Au reste, il a voulu entendre la messe pendant tous les jours de sa maladie; et je n'ai jamais pu obtenir de lui qu'il s'en dispensât les jours de fête. Il me disoit en riant qu'il n'étoit pas naturel que ce fût moi qui l'empêchât d'entendre la messe. Il n'a jamais cru être assez malade pour s'aliter; et il s'est habillé tous les jours, jusqu'à la veille de sa mort; et il recevoit ses amis avec sa douceur et sa politesse ordinaire. Son courage lui tenoit lieu de forces; et jusqu'au dernier soupir, il vouloit se persuader que son mal n'avoit rien de dangereux.
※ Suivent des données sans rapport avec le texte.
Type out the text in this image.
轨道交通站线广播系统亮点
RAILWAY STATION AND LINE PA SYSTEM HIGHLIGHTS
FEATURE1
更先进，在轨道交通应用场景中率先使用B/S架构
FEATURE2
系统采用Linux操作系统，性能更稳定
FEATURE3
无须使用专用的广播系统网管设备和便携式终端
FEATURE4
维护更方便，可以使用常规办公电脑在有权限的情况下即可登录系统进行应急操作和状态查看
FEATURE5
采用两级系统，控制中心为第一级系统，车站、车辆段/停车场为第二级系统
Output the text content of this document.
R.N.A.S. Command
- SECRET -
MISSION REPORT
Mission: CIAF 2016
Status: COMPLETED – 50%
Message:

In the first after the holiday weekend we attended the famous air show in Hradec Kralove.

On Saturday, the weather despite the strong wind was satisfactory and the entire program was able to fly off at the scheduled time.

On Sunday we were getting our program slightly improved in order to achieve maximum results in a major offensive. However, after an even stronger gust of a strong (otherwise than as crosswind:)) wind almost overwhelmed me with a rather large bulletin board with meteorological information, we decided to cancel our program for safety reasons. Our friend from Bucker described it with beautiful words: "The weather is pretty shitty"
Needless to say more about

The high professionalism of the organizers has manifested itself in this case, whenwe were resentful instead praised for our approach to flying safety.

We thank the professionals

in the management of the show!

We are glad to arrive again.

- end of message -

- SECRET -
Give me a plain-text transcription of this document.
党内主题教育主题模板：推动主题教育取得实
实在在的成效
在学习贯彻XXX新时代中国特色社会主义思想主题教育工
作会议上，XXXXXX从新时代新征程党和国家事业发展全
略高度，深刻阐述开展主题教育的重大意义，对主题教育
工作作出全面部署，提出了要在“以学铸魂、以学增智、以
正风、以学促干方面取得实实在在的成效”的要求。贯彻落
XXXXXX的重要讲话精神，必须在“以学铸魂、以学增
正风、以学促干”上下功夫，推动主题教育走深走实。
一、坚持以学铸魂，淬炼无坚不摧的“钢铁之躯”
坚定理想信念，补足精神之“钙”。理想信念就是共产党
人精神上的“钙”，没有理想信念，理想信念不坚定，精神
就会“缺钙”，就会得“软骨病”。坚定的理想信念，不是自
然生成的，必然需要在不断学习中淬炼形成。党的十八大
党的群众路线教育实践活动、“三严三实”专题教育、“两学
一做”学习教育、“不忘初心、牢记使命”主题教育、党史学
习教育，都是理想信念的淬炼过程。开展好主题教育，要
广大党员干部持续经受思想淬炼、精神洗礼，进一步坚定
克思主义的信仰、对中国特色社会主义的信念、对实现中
A la fin, étant averti par ses amis que ce mal pouvoit le tromper, il différa sa confession au lendemain pour s'y préparer davantage: et si la mort l'a surpris, il n'y a eu rien en cela de fort extraordinaire. C'étoit un vrai chrétien, qui fréquentoit les sacremens. Il les avoit reçus à Noël, et, à ce qu'on dit, encore depuis, avec édification. Bien éloigné du sentiment de ceux qui croient avoir satisfait à tous leurs devoirs pourvu qu'ils se confessent en mourant, sans rien mettre de chrétien dans tout le reste de leur vie, il pratiquoit solidement la piété; et la surprise qui lui est arrivée ne m'empêche pas d'espérer de le trouver dans la compagnie des justes. C'est, Mademoiselle, ce que j'avois dessein d'écrire à Mlle de Scudéry, avant même de recevoir votre lettre; et je m'acquitte d'autant plus volontiers de ce devoir, que vous me faites connoître que mon témoignage ne sera pas inutile pour la consoler. Je profite de cette occasion pour vous assurer, Mademoiselle, de mes très-humbles respects, et vous demander l'honneur de la continuation de votre amitié.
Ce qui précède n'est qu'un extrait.